Now I want to bring up something else from the article by President Meric Gertler. It's not a major point—more like a motherhood throwaway line—but I think it raises an interesting question. Gertler said,
U of T reaffirms the value of a broad liberal arts education at the undergraduate level, and we are working to help our graduates extract the full benefit from that education.I suppose there are as many definitions of "liberal arts education" as there are teachers but I think we can agree on a few points. A "liberal arts education" does not put much emphasis on math and science courses. In fact, I'm pretty sure that there are many who would be happy with a "liberal arts education" that didn't include a single math or science course.

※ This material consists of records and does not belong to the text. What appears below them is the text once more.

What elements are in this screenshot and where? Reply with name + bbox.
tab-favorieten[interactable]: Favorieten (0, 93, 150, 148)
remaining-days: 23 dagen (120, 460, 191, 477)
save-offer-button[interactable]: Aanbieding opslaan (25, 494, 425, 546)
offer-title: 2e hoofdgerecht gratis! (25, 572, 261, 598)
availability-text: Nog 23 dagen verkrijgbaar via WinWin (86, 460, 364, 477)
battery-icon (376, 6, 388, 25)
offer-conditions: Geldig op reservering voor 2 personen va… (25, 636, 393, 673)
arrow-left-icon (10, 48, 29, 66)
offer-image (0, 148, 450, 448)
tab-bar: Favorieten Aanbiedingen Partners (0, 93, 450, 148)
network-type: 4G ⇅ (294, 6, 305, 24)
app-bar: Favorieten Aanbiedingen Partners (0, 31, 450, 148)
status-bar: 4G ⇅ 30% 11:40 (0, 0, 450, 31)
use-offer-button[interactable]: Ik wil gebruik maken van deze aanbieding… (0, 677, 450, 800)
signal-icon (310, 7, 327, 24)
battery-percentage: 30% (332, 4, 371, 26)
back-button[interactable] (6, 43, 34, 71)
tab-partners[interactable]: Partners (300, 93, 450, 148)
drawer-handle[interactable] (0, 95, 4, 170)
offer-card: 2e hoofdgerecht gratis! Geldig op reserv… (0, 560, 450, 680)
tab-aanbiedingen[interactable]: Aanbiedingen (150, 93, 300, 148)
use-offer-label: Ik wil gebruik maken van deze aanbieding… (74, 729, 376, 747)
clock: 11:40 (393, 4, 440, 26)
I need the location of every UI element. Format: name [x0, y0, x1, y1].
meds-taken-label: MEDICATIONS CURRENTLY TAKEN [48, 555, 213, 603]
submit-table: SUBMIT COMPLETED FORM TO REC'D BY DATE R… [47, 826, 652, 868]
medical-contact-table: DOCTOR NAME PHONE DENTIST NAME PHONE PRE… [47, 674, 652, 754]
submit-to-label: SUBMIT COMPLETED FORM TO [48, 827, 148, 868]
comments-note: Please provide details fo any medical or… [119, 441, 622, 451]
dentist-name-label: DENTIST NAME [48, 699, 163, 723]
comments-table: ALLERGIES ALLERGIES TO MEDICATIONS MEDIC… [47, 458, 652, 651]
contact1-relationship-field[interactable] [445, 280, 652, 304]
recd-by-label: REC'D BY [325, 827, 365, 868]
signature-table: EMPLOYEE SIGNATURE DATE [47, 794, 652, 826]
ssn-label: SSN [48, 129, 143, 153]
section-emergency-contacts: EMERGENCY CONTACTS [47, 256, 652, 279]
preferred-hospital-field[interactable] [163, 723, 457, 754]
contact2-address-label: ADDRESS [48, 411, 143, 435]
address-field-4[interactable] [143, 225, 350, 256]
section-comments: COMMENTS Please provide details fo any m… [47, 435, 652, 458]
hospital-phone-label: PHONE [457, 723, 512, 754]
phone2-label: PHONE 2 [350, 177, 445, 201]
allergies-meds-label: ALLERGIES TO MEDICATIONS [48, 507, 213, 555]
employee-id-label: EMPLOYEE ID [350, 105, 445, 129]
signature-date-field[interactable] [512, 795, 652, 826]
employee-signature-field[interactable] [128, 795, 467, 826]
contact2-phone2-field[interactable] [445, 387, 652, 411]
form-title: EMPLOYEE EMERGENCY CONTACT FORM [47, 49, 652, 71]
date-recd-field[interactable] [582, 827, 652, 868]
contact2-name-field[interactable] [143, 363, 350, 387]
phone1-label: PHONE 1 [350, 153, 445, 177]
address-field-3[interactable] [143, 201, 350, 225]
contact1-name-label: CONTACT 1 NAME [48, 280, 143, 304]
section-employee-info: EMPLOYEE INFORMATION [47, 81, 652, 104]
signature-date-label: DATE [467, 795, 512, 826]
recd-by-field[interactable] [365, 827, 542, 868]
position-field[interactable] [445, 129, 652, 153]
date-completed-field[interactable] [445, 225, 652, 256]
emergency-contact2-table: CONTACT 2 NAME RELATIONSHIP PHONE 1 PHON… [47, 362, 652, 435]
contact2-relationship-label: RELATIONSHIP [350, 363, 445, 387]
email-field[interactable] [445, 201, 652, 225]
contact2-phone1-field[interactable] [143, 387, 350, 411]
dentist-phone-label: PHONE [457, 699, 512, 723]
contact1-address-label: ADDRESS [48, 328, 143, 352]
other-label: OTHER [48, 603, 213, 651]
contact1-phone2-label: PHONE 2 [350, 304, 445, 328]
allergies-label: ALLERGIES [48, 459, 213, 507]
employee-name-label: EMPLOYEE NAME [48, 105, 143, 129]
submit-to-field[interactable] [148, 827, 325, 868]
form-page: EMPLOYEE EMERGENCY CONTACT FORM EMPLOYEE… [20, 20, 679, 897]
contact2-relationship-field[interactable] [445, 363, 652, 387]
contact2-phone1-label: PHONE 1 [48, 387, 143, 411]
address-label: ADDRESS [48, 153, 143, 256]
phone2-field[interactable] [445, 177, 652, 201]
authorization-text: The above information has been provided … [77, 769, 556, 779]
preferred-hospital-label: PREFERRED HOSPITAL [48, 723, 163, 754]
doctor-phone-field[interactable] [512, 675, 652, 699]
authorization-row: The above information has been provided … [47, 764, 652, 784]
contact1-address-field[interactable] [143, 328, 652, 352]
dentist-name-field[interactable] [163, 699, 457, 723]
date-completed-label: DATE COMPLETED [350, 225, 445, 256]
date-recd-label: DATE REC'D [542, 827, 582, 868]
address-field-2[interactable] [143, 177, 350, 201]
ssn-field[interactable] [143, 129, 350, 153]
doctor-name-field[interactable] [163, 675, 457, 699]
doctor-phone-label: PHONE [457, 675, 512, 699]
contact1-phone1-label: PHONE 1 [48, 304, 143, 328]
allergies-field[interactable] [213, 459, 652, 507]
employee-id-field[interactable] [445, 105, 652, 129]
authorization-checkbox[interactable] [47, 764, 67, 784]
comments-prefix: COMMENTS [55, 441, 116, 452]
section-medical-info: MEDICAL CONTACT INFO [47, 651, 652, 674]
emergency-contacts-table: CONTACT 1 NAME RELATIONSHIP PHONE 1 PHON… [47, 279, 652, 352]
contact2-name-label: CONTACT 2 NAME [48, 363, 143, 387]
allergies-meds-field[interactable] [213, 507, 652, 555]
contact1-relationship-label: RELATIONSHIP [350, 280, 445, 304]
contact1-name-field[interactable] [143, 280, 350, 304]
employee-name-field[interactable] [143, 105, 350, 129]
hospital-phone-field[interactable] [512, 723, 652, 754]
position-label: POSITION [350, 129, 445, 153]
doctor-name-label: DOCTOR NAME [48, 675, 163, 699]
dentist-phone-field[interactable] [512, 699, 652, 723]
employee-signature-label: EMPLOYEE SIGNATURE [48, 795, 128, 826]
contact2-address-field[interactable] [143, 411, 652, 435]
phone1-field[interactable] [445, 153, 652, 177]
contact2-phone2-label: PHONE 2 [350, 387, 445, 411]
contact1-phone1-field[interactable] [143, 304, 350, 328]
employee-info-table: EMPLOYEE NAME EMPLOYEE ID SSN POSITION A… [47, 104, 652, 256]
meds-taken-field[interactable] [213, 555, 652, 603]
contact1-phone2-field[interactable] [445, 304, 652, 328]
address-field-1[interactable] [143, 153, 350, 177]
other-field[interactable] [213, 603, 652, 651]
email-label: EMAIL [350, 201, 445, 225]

I think that there are some extremely important humanities courses that every student should take. Philosophy (logic and reasoning) is the most obvious one but there's also history and maybe even sociology. I think university students should be familiar with great literature and many other topics in the humanities programs. But I also think that every single university student needs to take (and pass) some math and science courses in order to call themselves university-educated.
This is the 21st century. Surely we can agree that science is at least as important as "liberal arts"? Maybe we should be talking about a "broad science and humanities" education as the important value that we are trying to achieve?1
I'm not sure where that leaves the thousands of students who are getting degrees in commerce and business. Perhaps we should admit that those undergraduate programs, like engineering, are not really education programs. They are job training programs.
1. I'm not talking about "astronomy for poets" and other watered-down science courses. Humanities majors should take the same courses that science majors take just as science majors take the same courses that humanities students take.